Phase 8: Seat & Gas Tank

  1. Center the Seat: Place the unit tank and the seat onto the frame at the same time to ensure they look uniform. Center the seat on the frame rails.
  2. Mark and Drill: From underneath the frame, use a Sharpie to mark the four seat holes. Remove the seat and carefully drill the holes into the wood base using a 1/4" drill bit. (Be careful not to drill too deep and puncture the seat cover!)
  3. Pre-Thread the Holes: Off the bike, manually run a bolt into each hole to start the threads. Then, place the seat back on the frame and mount it securely using a 13mm or 1/2" socket.
  4. Drill the Uni Tank: Find the pre-marked dimple on the bottom of the tank. Drill it out with a 1/2" bit. Pop in the rubber bushing, followed by the petcock.
  5. Mount the Tank: Use the supplied fine-thread bolts and lock washers.

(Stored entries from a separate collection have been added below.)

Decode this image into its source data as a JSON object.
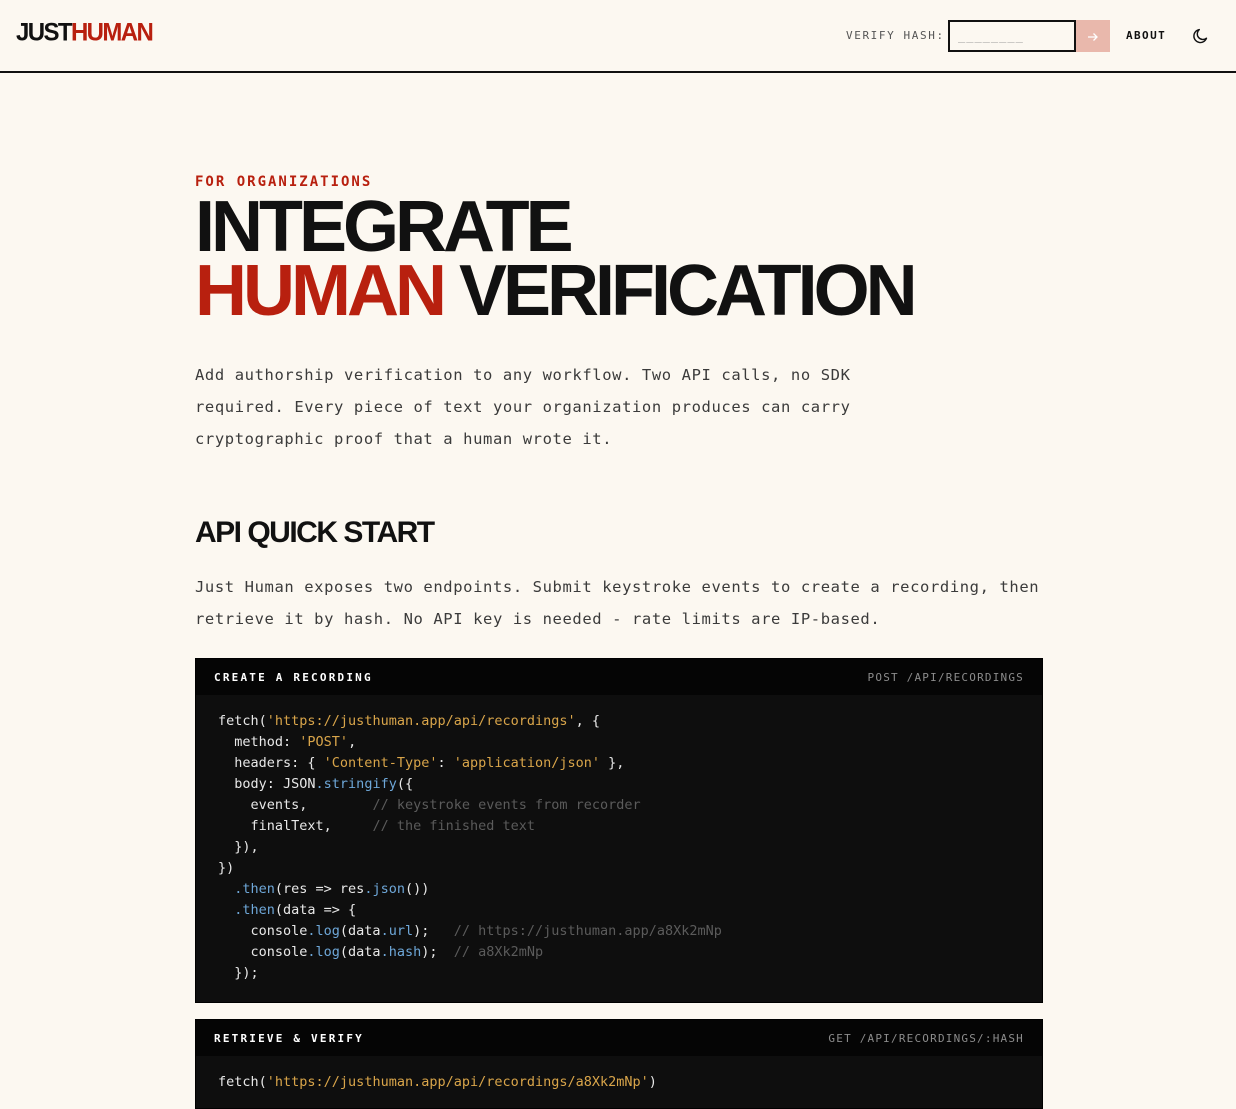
{
  "header": {
    "logo_part1": "JUST",
    "logo_part2": "HUMAN",
    "verify_label": "VERIFY HASH:",
    "verify_placeholder": "________",
    "submit_icon": "arrow-right-icon",
    "about_label": "ABOUT",
    "theme_icon": "moon-icon"
  },
  "hero": {
    "eyebrow": "FOR ORGANIZATIONS",
    "title_line1": "INTEGRATE",
    "title_red": "HUMAN",
    "title_rest": "VERIFICATION",
    "lead": "Add authorship verification to any workflow. Two API calls, no SDK required. Every piece of text your organization produces can carry cryptographic proof that a human wrote it."
  },
  "quickstart": {
    "title": "API QUICK START",
    "text": "Just Human exposes two endpoints. Submit keystroke events to create a recording, then retrieve it by hash. No API key is needed - rate limits are IP-based."
  },
  "create_block": {
    "title": "CREATE A RECORDING",
    "endpoint": "POST /API/RECORDINGS",
    "lines": [
      [
        [
          "fetch(",
          ""
        ],
        [
          "'https://justhuman.app/api/recordings'",
          "s"
        ],
        [
          ", {",
          ""
        ]
      ],
      [
        [
          "  method: ",
          ""
        ],
        [
          "'POST'",
          "s"
        ],
        [
          ",",
          ""
        ]
      ],
      [
        [
          "  headers: { ",
          ""
        ],
        [
          "'Content-Type'",
          "s"
        ],
        [
          ": ",
          ""
        ],
        [
          "'application/json'",
          "s"
        ],
        [
          " },",
          ""
        ]
      ],
      [
        [
          "  body: JSON",
          ""
        ],
        [
          ".stringify",
          "f"
        ],
        [
          "({",
          ""
        ]
      ],
      [
        [
          "    events,        ",
          ""
        ],
        [
          "// keystroke events from recorder",
          "c"
        ]
      ],
      [
        [
          "    finalText,     ",
          ""
        ],
        [
          "// the finished text",
          "c"
        ]
      ],
      [
        [
          "  }),",
          ""
        ]
      ],
      [
        [
          "})",
          ""
        ]
      ],
      [
        [
          "  ",
          ""
        ],
        [
          ".then",
          "f"
        ],
        [
          "(res => res",
          ""
        ],
        [
          ".json",
          "f"
        ],
        [
          "())",
          ""
        ]
      ],
      [
        [
          "  ",
          ""
        ],
        [
          ".then",
          "f"
        ],
        [
          "(data => {",
          ""
        ]
      ],
      [
        [
          "    console",
          ""
        ],
        [
          ".log",
          "f"
        ],
        [
          "(data",
          ""
        ],
        [
          ".url",
          "f"
        ],
        [
          ");   ",
          ""
        ],
        [
          "// https://justhuman.app/a8Xk2mNp",
          "c"
        ]
      ],
      [
        [
          "    console",
          ""
        ],
        [
          ".log",
          "f"
        ],
        [
          "(data",
          ""
        ],
        [
          ".hash",
          "f"
        ],
        [
          ");  ",
          ""
        ],
        [
          "// a8Xk2mNp",
          "c"
        ]
      ],
      [
        [
          "  });",
          ""
        ]
      ]
    ]
  },
  "retrieve_block": {
    "title": "RETRIEVE & VERIFY",
    "endpoint": "GET /API/RECORDINGS/:HASH",
    "lines": [
      [
        [
          "fetch(",
          ""
        ],
        [
          "'https://justhuman.app/api/recordings/a8Xk2mNp'",
          "s"
        ],
        [
          ")",
          ""
        ]
      ]
    ]
  },
  "colors": {
    "accent_red": "#b8200f",
    "background": "#fcf8f1",
    "code_bg": "#0e0e0e",
    "code_string": "#d9a54a",
    "code_function": "#6ea7d8",
    "code_comment": "#5b5b5b",
    "button_pink": "#e9b8ac"
  }
}
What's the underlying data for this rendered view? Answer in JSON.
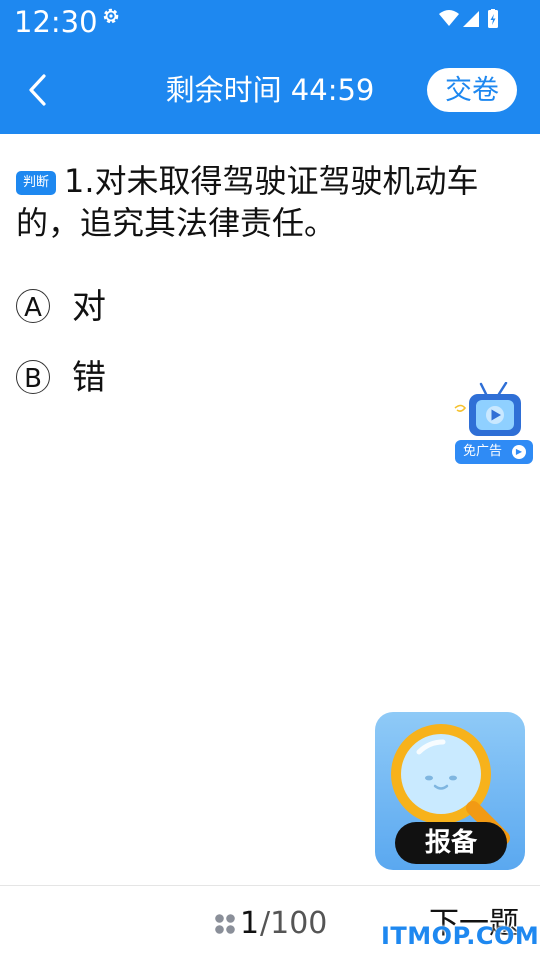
{
  "status_bar": {
    "time": "12:30",
    "icons": [
      "settings-icon",
      "wifi-icon",
      "signal-icon",
      "battery-charging-icon"
    ]
  },
  "app_bar": {
    "back_icon": "chevron-left-icon",
    "timer_text": "剩余时间 44:59",
    "submit_label": "交卷"
  },
  "question": {
    "type_badge": "判断",
    "text": "1.对未取得驾驶证驾驶机动车的，追究其法律责任。",
    "options": [
      {
        "letter": "A",
        "text": "对"
      },
      {
        "letter": "B",
        "text": "错"
      }
    ]
  },
  "floating": {
    "ad_free_label": "免广告",
    "signup_label": "报备"
  },
  "bottom_bar": {
    "progress_icon": "grid-icon",
    "current": "1",
    "total": "/100",
    "next_label": "下一题"
  },
  "watermark": "ITMOP.COM",
  "colors": {
    "primary": "#1e88f0",
    "background": "#ffffff",
    "text": "#111111"
  }
}
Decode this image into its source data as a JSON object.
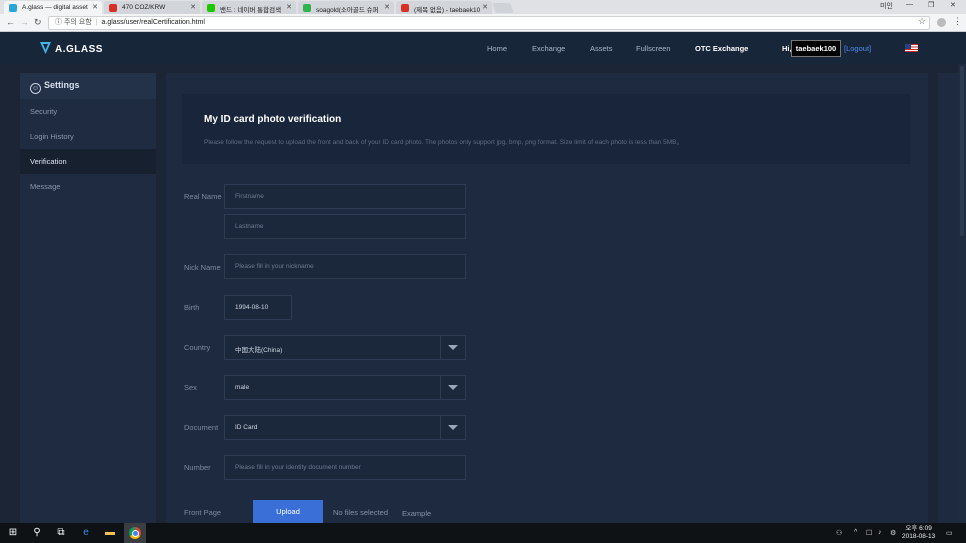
{
  "browser": {
    "tabs": [
      {
        "label": "A.glass — digital asset",
        "favicon_color": "#2aa6d9",
        "active": true
      },
      {
        "label": "470 COZ/KRW",
        "favicon_color": "#d93025",
        "active": false
      },
      {
        "label": "밴드 : 네이버 통합검색",
        "favicon_color": "#1ec800",
        "active": false
      },
      {
        "label": "soagold(소아골드 슈퍼",
        "favicon_color": "#30b34a",
        "active": false
      },
      {
        "label": "(제목 없음) - taebaek10",
        "favicon_color": "#d93025",
        "active": false
      }
    ],
    "window_user": "미인",
    "secure_label": "주의 요함",
    "url": "a.glass/user/realCertification.html"
  },
  "header": {
    "logo": "A.GLASS",
    "nav": [
      "Home",
      "Exchange",
      "Assets",
      "Fullscreen",
      "OTC Exchange"
    ],
    "greeting": "Hi,",
    "username": "taebaek100",
    "logout": "[Logout]"
  },
  "sidebar": {
    "title": "Settings",
    "items": [
      "Security",
      "Login History",
      "Verification",
      "Message"
    ],
    "active_index": 2
  },
  "verification": {
    "title": "My ID card photo verification",
    "description": "Please follow the request to upload the front and back of your ID card photo. The photos only support jpg, bmp, png format. Size limit of each photo is less than 5MB。"
  },
  "form": {
    "real_name_label": "Real Name",
    "firstname_placeholder": "Firstname",
    "lastname_placeholder": "Lastname",
    "nick_name_label": "Nick Name",
    "nickname_placeholder": "Please fill in your nickname",
    "birth_label": "Birth",
    "birth_value": "1994-08-10",
    "country_label": "Country",
    "country_value": "中国大陆(China)",
    "sex_label": "Sex",
    "sex_value": "male",
    "document_label": "Document",
    "document_value": "ID Card",
    "number_label": "Number",
    "number_placeholder": "Please fill in your identity document number",
    "front_page_label": "Front Page",
    "upload_label": "Upload",
    "no_files": "No files selected",
    "example": "Example"
  },
  "taskbar": {
    "time_period": "오후 6:09",
    "date": "2018-08-13"
  }
}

The frame bracket is slotted, so push the tank backward until it butts up perfectly against the front of your seat, then tighten it down with a 1/2" or 13mm socket.

You are Rolling!

Congratulations, your GPS Drift Quad Roller is complete! Your 5 feet of 420 chain and any remaining hardware will be used in the final step once you mount your engine and TAV system.

Now is the time to sit on it, test the steering, and double-check your clearances. Once you are happy with the dry mockup, tear it down, send that frame to powder coat, and get ready for final assembly!